The figure displays a network of related journals in our database. The journals are shown as nodes (the size depends on the number of articles in the respective journal). The authors are displayed as ties between the nodes. Two journals are connected if one author contributed an article to both journals. The tie strength indicates if more than one author has published in both journals. The resulting network displays denser clusters of stronger interrelated journals and structural holes with no author connecting the journals. We identify four clusters (three large and one small) in the network. They can be interpreted as outlets for four distinct groups of scholars.
1) Upper right: studies on technology transfer and science communication.
2) Upper left: research on higher education management.

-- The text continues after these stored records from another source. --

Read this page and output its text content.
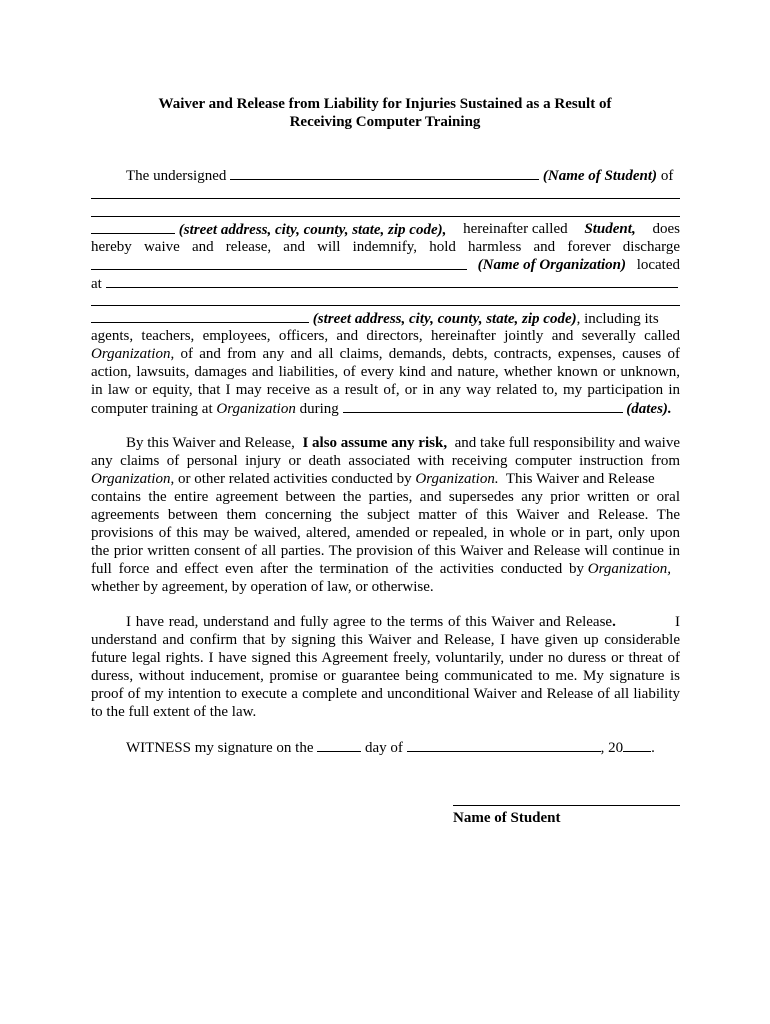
Waiver and Release from Liability for Injuries Sustained as a Result of
Receiving Computer Training
The undersigned	(Name of Student) of
(street address, city, county, state, zip code), hereinafter called Student, does
hereby waive and release, and will indemnify, hold harmless and forever discharge
(Name of Organization) located
at
(street address, city, county, state, zip code), including its
agents, teachers, employees, officers, and directors, hereinafter jointly and severally called
Organization, of and from any and all claims, demands, debts, contracts, expenses, causes of
action, lawsuits, damages and liabilities, of every kind and nature, whether known or unknown,
in law or equity, that I may receive as a result of, or in any way related to, my participation in
computer training at Organization during	(dates).
By this Waiver and Release, I also assume any risk, and take full responsibility and waive
any claims of personal injury or death associated with receiving computer instruction from
Organization, or other related activities conducted by Organization. This Waiver and Release
contains the entire agreement between the parties, and supersedes any prior written or oral
agreements between them concerning the subject matter of this Waiver and Release. The
provisions of this may be waived, altered, amended or repealed, in whole or in part, only upon
the prior written consent of all parties. The provision of this Waiver and Release will continue in
full force and effect even after the termination of the activities conducted by Organization,
whether by agreement, by operation of law, or otherwise.
I have read, understand and fully agree to the terms of this Waiver and Release.	I
understand and confirm that by signing this Waiver and Release, I have given up considerable
future legal rights. I have signed this Agreement freely, voluntarily, under no duress or threat of
duress, without inducement, promise or guarantee being communicated to me. My signature is
proof of my intention to execute a complete and unconditional Waiver and Release of all liability
to the full extent of the law.
WITNESS my signature on the	day of	, 20 .
Name of Student
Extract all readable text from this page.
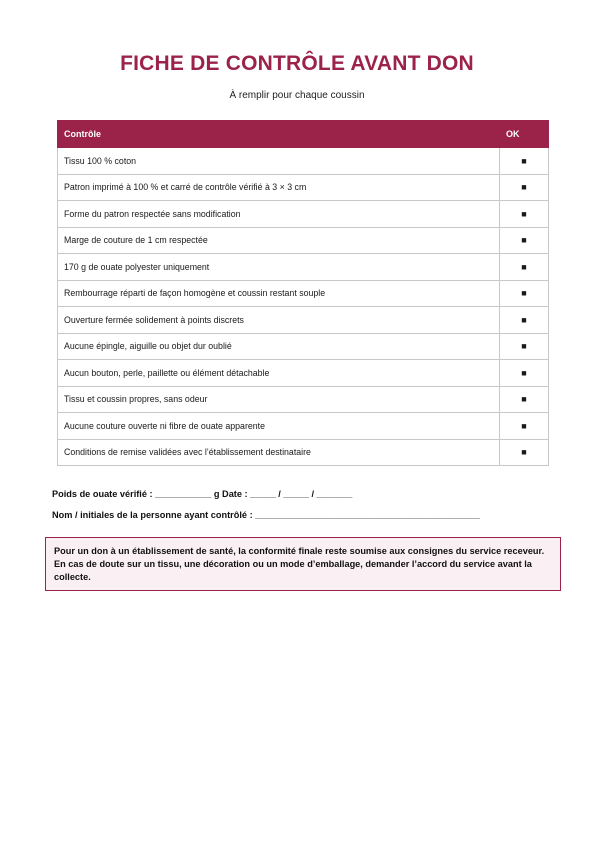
FICHE DE CONTRÔLE AVANT DON
À remplir pour chaque coussin
Contrôle	OK
Tissu 100 % coton	■
Patron imprimé à 100 % et carré de contrôle vérifié à 3 × 3 cm	■
Forme du patron respectée sans modification	■
Marge de couture de 1 cm respectée	■
170 g de ouate polyester uniquement	■
Rembourrage réparti de façon homogène et coussin restant souple	■
Ouverture fermée solidement à points discrets	■
Aucune épingle, aiguille ou objet dur oublié	■
Aucun bouton, perle, paillette ou élément détachable	■
Tissu et coussin propres, sans odeur	■
Aucune couture ouverte ni fibre de ouate apparente	■
Conditions de remise validées avec l’établissement destinataire	■
Poids de ouate vérifié : ___________ g Date : _____ / _____ / _______
Nom / initiales de la personne ayant contrôlé : ____________________________________________
Pour un don à un établissement de santé, la conformité finale reste soumise aux consignes du service receveur. En cas de doute sur un tissu, une décoration ou un mode d’emballage, demander l’accord du service avant la collecte.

3) Lower right: organization and management studies.
4) Lower left: sociological studies.
The most important journals in terms of betweenness centrality (i.e. the number of shortest paths from all nodes to all others that pass through that node) are: Academy of Management Review (401), Higher Education (327), Research Policy (227). These journals attract scholars from different discourses.
Note that the network only covers a small part of the database, since it only contains journal publications. Besides, a threshold was set for 2 authors. Journals with only one author contributing an article to another journal in the database or journals without a connecting author at all (“isolates”) were eliminated for better visualization.